Kesimpulan yang diambil oleh para peneliti di Proyek Karbon Global dari prakiraan iklim mereka untuk tahun 2022 tidak terlihat bagus, terlepas dari tren positifnya: “Jika emisi tetap pada tingkat tinggi ini, anggaran karbon yang tersisa akan digunakan untuk memenuhi 1,5°C. batas dalam sembilan tahun.” Para peneliti saat ini menghitung anggaran ini sebesar 380 miliar ton karbon dioksida.

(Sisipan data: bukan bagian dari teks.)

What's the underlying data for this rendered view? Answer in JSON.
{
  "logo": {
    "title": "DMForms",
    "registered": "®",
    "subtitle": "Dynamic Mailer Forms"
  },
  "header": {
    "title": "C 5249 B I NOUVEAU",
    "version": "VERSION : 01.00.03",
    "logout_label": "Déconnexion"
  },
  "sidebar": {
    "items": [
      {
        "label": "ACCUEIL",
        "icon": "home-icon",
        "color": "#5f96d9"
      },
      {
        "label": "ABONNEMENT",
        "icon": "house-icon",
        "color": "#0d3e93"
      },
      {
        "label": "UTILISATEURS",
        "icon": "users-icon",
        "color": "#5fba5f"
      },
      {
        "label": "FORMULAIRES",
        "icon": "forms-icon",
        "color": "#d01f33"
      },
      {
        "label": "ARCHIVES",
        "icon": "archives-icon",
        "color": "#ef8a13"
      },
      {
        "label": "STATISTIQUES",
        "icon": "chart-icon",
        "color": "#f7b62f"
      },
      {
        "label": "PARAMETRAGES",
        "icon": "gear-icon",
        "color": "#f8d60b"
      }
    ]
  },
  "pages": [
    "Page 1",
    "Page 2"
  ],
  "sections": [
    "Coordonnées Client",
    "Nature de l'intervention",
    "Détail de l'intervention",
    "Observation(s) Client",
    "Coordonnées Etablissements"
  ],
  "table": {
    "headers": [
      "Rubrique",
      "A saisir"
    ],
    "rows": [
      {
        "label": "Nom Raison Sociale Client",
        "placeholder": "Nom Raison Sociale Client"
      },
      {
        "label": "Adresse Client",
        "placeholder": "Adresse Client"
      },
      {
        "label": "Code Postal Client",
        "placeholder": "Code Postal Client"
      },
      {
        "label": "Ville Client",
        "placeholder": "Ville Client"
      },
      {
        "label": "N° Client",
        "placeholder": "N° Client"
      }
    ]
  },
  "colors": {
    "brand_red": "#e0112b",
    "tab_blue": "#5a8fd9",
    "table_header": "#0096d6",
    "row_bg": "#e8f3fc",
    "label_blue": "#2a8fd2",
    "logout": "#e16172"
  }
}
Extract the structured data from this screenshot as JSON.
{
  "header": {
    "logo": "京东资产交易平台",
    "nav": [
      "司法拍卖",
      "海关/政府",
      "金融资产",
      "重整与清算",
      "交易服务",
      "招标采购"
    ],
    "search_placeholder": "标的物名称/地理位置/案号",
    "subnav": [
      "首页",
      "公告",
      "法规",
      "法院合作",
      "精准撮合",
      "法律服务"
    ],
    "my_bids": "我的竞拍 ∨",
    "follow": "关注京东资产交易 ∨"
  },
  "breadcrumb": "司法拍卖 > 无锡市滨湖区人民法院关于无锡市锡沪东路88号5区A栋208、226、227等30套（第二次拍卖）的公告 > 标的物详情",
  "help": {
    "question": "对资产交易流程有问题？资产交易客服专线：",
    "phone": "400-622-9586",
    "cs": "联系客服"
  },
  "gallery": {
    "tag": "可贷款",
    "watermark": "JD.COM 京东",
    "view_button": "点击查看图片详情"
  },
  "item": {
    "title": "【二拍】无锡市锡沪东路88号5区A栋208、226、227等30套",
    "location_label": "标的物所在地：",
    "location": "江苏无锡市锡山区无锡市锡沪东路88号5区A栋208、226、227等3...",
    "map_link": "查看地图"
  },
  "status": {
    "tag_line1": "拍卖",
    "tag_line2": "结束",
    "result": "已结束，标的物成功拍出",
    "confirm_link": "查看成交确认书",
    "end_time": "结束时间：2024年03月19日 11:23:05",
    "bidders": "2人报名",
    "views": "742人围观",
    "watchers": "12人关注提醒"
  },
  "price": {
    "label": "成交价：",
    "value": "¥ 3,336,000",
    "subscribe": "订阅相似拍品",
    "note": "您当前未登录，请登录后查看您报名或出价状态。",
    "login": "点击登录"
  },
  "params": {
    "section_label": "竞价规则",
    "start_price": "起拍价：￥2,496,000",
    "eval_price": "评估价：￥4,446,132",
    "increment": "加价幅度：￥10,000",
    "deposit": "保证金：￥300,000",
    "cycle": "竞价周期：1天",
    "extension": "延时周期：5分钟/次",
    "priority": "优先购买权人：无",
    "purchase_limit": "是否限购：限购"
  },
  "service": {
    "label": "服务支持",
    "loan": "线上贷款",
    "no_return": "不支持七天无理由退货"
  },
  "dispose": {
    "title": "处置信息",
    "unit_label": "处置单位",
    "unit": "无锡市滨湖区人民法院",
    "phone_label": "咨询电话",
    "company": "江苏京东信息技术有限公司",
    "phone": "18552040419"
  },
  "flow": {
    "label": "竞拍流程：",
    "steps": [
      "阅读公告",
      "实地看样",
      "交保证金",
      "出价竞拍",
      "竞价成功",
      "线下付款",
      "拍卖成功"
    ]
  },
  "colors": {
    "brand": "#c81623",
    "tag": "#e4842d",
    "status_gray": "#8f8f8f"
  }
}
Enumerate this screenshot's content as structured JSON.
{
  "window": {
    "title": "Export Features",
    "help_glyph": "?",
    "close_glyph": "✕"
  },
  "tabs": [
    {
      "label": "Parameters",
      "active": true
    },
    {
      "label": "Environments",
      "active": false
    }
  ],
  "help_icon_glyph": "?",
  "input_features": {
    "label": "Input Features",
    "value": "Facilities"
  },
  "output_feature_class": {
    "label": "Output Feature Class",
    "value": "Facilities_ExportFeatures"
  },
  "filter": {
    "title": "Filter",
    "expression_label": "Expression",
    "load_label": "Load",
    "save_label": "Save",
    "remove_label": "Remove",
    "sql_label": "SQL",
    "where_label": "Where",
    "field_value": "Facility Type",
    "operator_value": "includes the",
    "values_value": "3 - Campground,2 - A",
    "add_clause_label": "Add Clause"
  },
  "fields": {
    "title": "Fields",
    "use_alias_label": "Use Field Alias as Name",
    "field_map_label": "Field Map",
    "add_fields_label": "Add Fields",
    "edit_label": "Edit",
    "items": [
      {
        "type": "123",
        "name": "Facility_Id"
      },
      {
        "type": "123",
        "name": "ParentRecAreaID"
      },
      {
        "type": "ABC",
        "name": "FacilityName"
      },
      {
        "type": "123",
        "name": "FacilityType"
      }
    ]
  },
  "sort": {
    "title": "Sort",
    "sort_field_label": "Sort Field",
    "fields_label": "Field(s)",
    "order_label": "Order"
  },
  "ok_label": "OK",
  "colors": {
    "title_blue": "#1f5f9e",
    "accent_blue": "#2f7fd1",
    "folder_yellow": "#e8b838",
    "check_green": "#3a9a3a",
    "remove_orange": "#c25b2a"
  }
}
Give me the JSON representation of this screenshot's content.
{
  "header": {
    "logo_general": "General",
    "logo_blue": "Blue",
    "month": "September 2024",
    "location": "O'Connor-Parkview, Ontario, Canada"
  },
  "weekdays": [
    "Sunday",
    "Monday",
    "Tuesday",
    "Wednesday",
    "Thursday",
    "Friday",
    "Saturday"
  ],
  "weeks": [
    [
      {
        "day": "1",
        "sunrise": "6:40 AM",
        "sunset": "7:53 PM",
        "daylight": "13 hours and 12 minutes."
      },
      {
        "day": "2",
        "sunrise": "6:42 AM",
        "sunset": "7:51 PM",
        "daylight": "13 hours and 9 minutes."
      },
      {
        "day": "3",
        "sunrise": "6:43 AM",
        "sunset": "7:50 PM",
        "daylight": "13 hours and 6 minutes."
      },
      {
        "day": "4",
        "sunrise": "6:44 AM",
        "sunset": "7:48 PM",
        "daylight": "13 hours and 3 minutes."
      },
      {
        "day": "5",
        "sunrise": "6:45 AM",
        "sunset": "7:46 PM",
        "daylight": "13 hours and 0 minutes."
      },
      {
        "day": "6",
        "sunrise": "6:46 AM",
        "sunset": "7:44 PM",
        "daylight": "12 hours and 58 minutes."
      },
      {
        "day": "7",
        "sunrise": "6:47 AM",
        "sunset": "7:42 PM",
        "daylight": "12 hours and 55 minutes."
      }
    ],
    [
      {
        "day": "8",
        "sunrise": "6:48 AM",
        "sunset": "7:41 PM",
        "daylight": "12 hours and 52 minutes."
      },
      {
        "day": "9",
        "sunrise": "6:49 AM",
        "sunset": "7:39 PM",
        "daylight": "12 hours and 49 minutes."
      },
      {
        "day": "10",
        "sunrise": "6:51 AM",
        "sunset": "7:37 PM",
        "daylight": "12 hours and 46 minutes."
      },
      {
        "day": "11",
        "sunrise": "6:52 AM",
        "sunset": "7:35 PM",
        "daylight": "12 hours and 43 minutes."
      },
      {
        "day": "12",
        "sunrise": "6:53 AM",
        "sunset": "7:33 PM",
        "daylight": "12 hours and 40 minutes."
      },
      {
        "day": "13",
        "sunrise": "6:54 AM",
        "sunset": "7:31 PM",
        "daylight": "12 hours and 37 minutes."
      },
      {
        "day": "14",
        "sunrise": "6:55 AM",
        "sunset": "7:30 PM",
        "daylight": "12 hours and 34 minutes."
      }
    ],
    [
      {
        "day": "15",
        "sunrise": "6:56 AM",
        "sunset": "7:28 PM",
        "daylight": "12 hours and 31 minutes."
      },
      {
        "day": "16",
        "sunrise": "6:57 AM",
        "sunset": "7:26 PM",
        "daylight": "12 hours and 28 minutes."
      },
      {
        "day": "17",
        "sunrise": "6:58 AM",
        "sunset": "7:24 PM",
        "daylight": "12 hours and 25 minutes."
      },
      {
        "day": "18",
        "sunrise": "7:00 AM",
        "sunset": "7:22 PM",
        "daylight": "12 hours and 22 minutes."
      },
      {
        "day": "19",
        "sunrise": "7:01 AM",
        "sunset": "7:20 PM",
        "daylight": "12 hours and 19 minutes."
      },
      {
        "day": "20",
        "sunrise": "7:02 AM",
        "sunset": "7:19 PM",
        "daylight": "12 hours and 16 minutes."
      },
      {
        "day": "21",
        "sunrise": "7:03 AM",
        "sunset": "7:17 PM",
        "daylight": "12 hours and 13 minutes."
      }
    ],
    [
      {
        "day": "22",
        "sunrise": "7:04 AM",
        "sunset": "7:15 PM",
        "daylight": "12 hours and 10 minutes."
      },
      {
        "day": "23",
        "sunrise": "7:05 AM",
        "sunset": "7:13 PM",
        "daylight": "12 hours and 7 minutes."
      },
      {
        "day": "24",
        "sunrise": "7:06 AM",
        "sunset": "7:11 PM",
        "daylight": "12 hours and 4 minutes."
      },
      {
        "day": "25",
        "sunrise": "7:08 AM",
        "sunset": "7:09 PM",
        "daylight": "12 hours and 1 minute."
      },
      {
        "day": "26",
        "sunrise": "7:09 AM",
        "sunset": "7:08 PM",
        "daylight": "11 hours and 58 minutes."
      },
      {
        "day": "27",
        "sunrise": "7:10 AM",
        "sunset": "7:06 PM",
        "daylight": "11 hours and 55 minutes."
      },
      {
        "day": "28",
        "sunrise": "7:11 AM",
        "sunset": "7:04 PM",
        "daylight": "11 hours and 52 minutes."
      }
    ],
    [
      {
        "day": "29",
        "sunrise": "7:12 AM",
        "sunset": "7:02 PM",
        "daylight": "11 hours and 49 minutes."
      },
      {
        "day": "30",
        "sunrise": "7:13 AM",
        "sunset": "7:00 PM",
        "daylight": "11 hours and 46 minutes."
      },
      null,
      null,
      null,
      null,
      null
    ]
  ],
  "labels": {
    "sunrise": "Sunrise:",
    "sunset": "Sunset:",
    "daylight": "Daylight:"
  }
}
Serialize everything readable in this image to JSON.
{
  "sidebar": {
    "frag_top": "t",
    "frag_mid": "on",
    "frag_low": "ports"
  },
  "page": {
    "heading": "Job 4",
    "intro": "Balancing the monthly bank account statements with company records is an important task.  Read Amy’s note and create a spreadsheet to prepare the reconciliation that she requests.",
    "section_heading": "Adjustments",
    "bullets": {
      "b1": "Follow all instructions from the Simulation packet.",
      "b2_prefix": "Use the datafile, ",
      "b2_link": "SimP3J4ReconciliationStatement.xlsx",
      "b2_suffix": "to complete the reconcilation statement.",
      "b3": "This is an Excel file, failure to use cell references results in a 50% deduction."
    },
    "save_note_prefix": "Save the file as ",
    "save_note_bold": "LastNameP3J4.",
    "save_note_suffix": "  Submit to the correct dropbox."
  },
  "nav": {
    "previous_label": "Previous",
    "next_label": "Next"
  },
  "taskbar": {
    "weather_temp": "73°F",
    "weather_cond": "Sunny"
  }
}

Jika dunia ingin netral terhadap iklim pada tahun 2050, emisi karbon dioksida buatan manusia harus turun 1,4 miliar ton per tahun. Hal ini sesuai dengan penurunan tahun pandemi 2020. Jan-Christoph Mincks dari Berlin Mercator Institute, yang juga terlibat dalam Proyek Karbon Global, melihatnya seperti ini: “Dalam sembilan tahun kami telah melewati batas 1,5 derajat . Lalu kita menatap batas dua derajat untuk beberapa waktu.” Optimisme terlihat berbeda.